The Crucial Distinction: Redundancy vs. Eviction
In the storage world, words have strict definitions. A Backup is a duplicate copy of active data created for disaster recovery. If your primary server catches fire, you restore the backup. Crucially, a backup means your data exists in two places simultaneously.
An Archive, on the other hand, is about economics. It is the process of moving cold, inactive data off your expensive primary storage and onto cheap, deep storage (like LTO tape or Cloud object storage). Your data now exists in one place. The goal isn't redundancy; the goal is space reclamation.
Data Duplication
Data Eviction
If you treat an archive like a backup, you defeat its purpose. The whole reason HuskHoard exists is to prevent you from having to buy another $15,000 flash array just because your team finished a massive project and left the files sitting around.
The Illusion of Presence (File Stubbing)
The biggest hurdle to archiving is human psychology. Users hate archives because they hate "losing" their files. If you move a folder to a tape drive, the user can't see it anymore. They panic, call IT, and ask for it back.
HuskHoard solves this by providing the illusion that the file never left. We achieve this using a Linux kernel feature called Hole Punching.
When the HuskHoard background worker (the Janitor) successfully writes a file to tape, it doesn't delete the original file. Instead, it asks the Linux kernel to "punch a hole" through the entire file. The kernel drops the physical data blocks from the SSD, but it strictly maintains the file's metadata.
If a user runs ls -l, the video file still says it's 100 GB. It still has the same creation date. It still lives in the same folder. But if you run du -h, it reports taking up 0 bytes* on the disk.
To the user, nothing changed. To your IT budget, you just reclaimed 100 GB of NVMe space.
The Hot Tier High-Water Mark
So, how does HuskHoard decide when to evict a file? It runs an event-driven policy engine (the Janitor) that watches the "Hot Tier" (your expensive SSDs).

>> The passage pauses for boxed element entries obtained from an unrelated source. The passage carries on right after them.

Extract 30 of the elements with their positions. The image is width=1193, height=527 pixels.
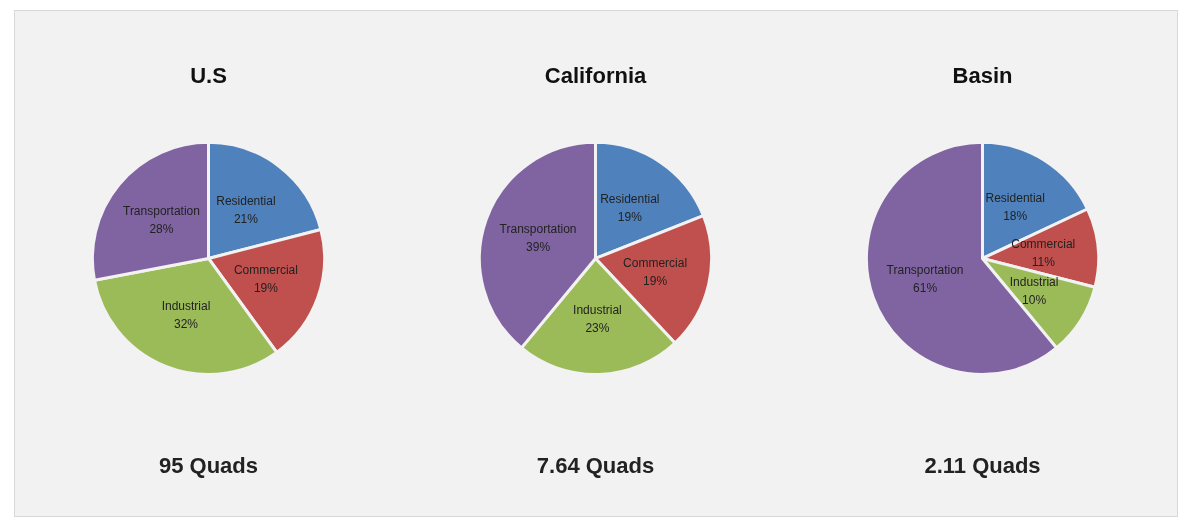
data-label: 32% xyxy=(174,317,199,332)
slice-label: Transportation xyxy=(886,263,964,278)
data-label: 61% xyxy=(913,281,938,296)
chart-title: California xyxy=(544,62,647,88)
slice-label: Commercial xyxy=(233,263,298,278)
data-label: 21% xyxy=(233,212,259,227)
text: 95 Quads xyxy=(158,452,259,478)
slice-label: Industrial xyxy=(573,303,622,318)
slice-label: Industrial xyxy=(1009,275,1059,290)
text: 7.64 Quads xyxy=(536,452,655,478)
chart-title: U.S xyxy=(190,62,227,88)
slice-label: Industrial xyxy=(161,299,211,314)
data-label: 11% xyxy=(1031,254,1056,269)
slice-label: Residential xyxy=(985,190,1045,205)
slice-label: Transportation xyxy=(499,221,577,236)
data-label: 10% xyxy=(1022,293,1047,308)
data-label: 39% xyxy=(526,239,551,254)
chart-title: Basin xyxy=(952,62,1013,88)
data-label: 19% xyxy=(253,281,279,296)
data-label: 19% xyxy=(643,273,668,288)
slice-label: Transportation xyxy=(122,203,200,218)
slice-label: Commercial xyxy=(623,255,688,270)
data-label: 18% xyxy=(1003,208,1028,223)
data-label: 28% xyxy=(149,221,174,236)
slice-label: Residential xyxy=(600,191,660,206)
data-label: 19% xyxy=(617,209,643,224)
text: 2.11 Quads xyxy=(924,452,1041,478)
slice-label: Residential xyxy=(216,194,276,209)
slice-label: Commercial xyxy=(1011,236,1076,251)
data-label: 23% xyxy=(585,321,610,336)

By default, the Janitor is looking at file age (e.g., "archive anything untouched for 30 days"). But what happens if a user suddenly dumps 50 TB of data onto your hot tier overnight? You don't have 30 days to wait.
The default hot_tier_max_usage_percent. If disk usage exceeds this, HuskHoard enters Emergency Spillover mode.
Because stubbed files use 0 physical blocks, reclaiming space is mathematically perfect and instantaneous.
HuskHoard sorts active tracks by last_touch ASC to ensure the oldest, coldest data is evicted first to save your array.
When the 80% High-Water Mark is breached, HuskHoard calculates exactly how many bytes it needs to free to return to safe levels (emergency_bytes_to_free). It ignores the 30-day age rule, finds the oldest files on the drive, safely streams them to tape, and immediately punches holes in them until the SSD is back in the green.
O(1) Streaming: The StreamGate Architecture
Evicting data is the easy part. The magic of an active archive is how it handles reads.
If a user double-clicks a stubbed file, their media player tries to read the 0-byte hole. Normally, this would result in the OS returning empty zeroes. But HuskHoard is listening.
Using fanotify_init(FAN_CLASS_PRE_CONTENT), HuskHoard intercepts the read request at the kernel level before the application gets any data. We pause the application thread, look up the file in our SQLite catalog, and wake up the hardware.
But we don't just restore the whole file. If a user scrubs to the middle of a 200 GB video file, restoring the whole file would take 15 minutes. Instead, we built StreamGate.
When HuskHoard archives a file, it compresses it using Zstandard (Zstd) in 16MB frames. It records the uncompressed offset, compressed offset, and size of every single frame into a Jump Table in the database.
When VLC asks for byte offset 50,000,000,000, StreamGate queries the Jump Table, finds exactly which 16MB frame on the physical tape holds that byte, seeks the tape drive directly to that physical block, decompresses just that frame in RAM, and pipes it directly into the application's file descriptor.
Stop Wasting Expensive NVMe
If an application opens a file just to overwrite it (O_TRUNC), HuskHoard detects the flag and instantly bypasses the tape entirely, tearing down the stub and letting the user write fresh data at SSD speeds.
This is the difference between a backup and an active archive. A backup is a passive insurance policy. HuskHoard is an active, kernel-level storage tier that blends the extreme speed of NVMe with the infinite, penny-per-gigabyte depth of LTO tape. It's time to stop hoarding cold data on hot disks.
* 0 bytes of payload! 0 bytes would mean there is no information about the file. There are about 256 bytes that make up the sparse data in the stub and the smallest the file system can report is 4Kb. we will talk more about this in another post.